Il est 9 heures, et j'ai 9 ans, mon petit esprit essaie de comprendre ce à quoi il a affaire. Sur l'ordi dégueulasse de son meilleur ami, s'alignent 5 personnages tandis qu'une voix sombre, pleine de colère les invective cruellement, un à un, les noyant dans les recoins les plus sombres de leurs âmes. Je choisis le premier d'entre eux: Une certaine Ellen, la seule femme du groupe, celle ci, doit tourner dans une pyramide et dans les sables d'un désert, elle, terrifiée par la couleur jaune, je tourne en rond, ne comprend rien et recommence avec un autre, Ted, je suis dévoré par les loups, retour à la voix, toute puissance, qui se moque de sa déchéance. On m'appelle pour manger, il est 10 heures, et j'ai 9 ans.
Je jette l'ordinateur portable à travers la pièce avec un hurlement de rage, il atterrit sur un traversin sans dommage, j'ai le souffle lourd, comme si je venais de courir un marathon, retomber sur ce jeu a ré ouvert une vieille blessure que je veux refermer tant par orgueil que par instinct de survie, j'y passe une bonne partie de la nuit, refusant d'utiliser un manuel et devant séparer les bad endings des impasses que le jeu a ménagé dans ses propres solutions. Je suis dans un camp de concentration, un scalpel à la main, devant moi, sur la table d'opération, un enfant de la Tribu Perdue est anesthésié, on attend de moi que je l'opère, sous ces croix dégammées. Je fais la seule chose qui me paraît plausible et plonge le scalpel dans la gorge du "doktor" à ma gauche et remercie le ciel que le jeu ne me force pas à faire autre chose. Je m'enfuis, en courant dans la nuit.
Je suis au niveau final, que j’essaierais de ne pas gâcher, je plonge dans le cœur de la bête, devant vaincre les démons par la force de mon intelligence. J'échoue. J'entends la voix d'Ellen, si courageuse qui aimerait être capable de hurler son désespoir, je regarde la parodie d'humanité qu'elle est devenue, sans un souffle, la culpabilité qui m'envahit trouve un écho dans le petit garçon blessé qui cherchait à ce que je le venge.
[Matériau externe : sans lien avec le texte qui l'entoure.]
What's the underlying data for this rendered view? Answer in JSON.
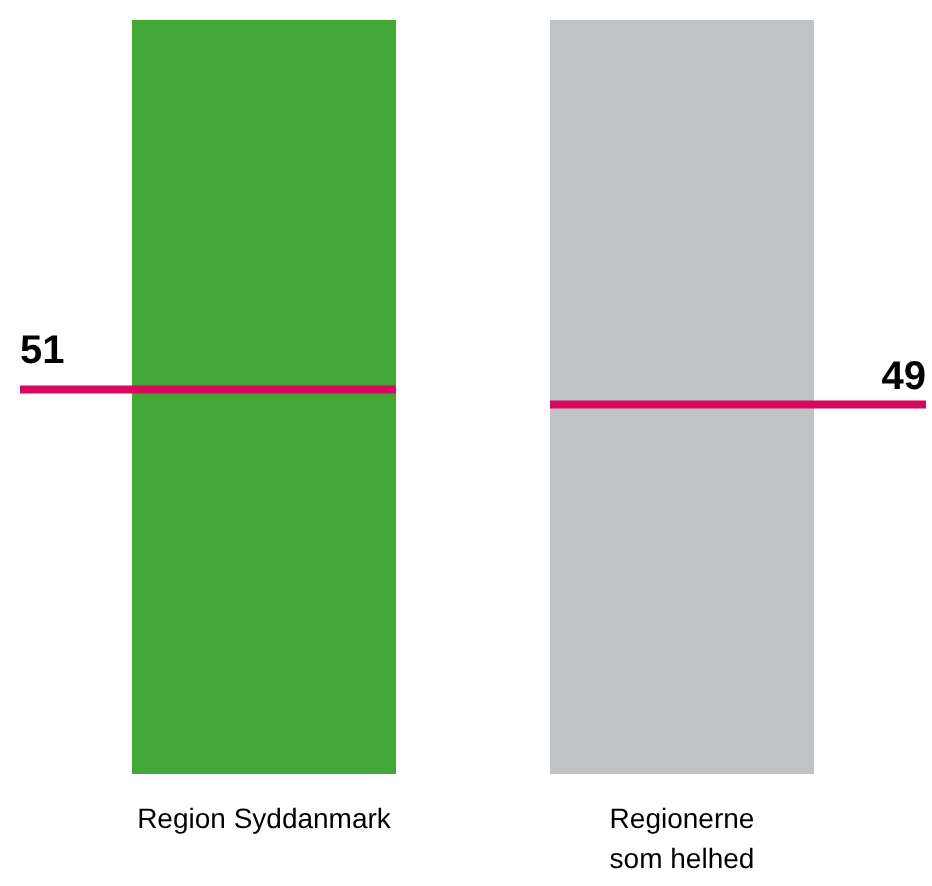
{
  "chart_data": {
    "type": "bar",
    "categories": [
      "Region Syddanmark",
      "Regionerne\nsom helhed"
    ],
    "series": [
      {
        "values": [
          100,
          100
        ],
        "colors": [
          "#43a737",
          "#c0c3c6"
        ]
      }
    ],
    "ylim": [
      0,
      100
    ],
    "tick_labels": "x",
    "ref_lines": [
      {
        "axis": "y",
        "value": 51,
        "label": "51",
        "color": "#d6085f"
      },
      {
        "axis": "y",
        "value": 49,
        "label": "49",
        "color": "#d6085f"
      }
    ]
  }
}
Je jette l'ordinateur portable à travers la pièce. Il est 10 heures, et j'ai 19 ans.
J'ai fini par comprendre, avec l'aide d'internet, je m'écroule sur le lit, j'ai envie de pleurer, mais je suis un adulte, je ne pleure plus sur les jeux, je suis un grand maintenant, on ne peut plus me priver de revanche quand un ennemi dans un ordinateur t'a fait du mal, je ne peux plus supplier mon ami de me laisser y jouer, pour ne pas laisser ces 5 pauvres hères qui supplient pour qu'on les achève.
I have no mouth and I must scream a de nombreux défauts fonctionnels, mais son écriture, son propos, sa direction artistique, tout semble sorti d'un cauchemar, il est plus atroce que tous les Amnesia du monde et même si les métaphores sont parfois un peu grotesques, le sentiment est sublimé par la personnalité de l'adversaire demiurge: AM. AM, l'oncle abusif de GlaDos, joué par un Harlan Ellison, un rien cabotin, mais d'autant plus effrayant.
Fuyez ce jeu, il est mauvais pour l'âme.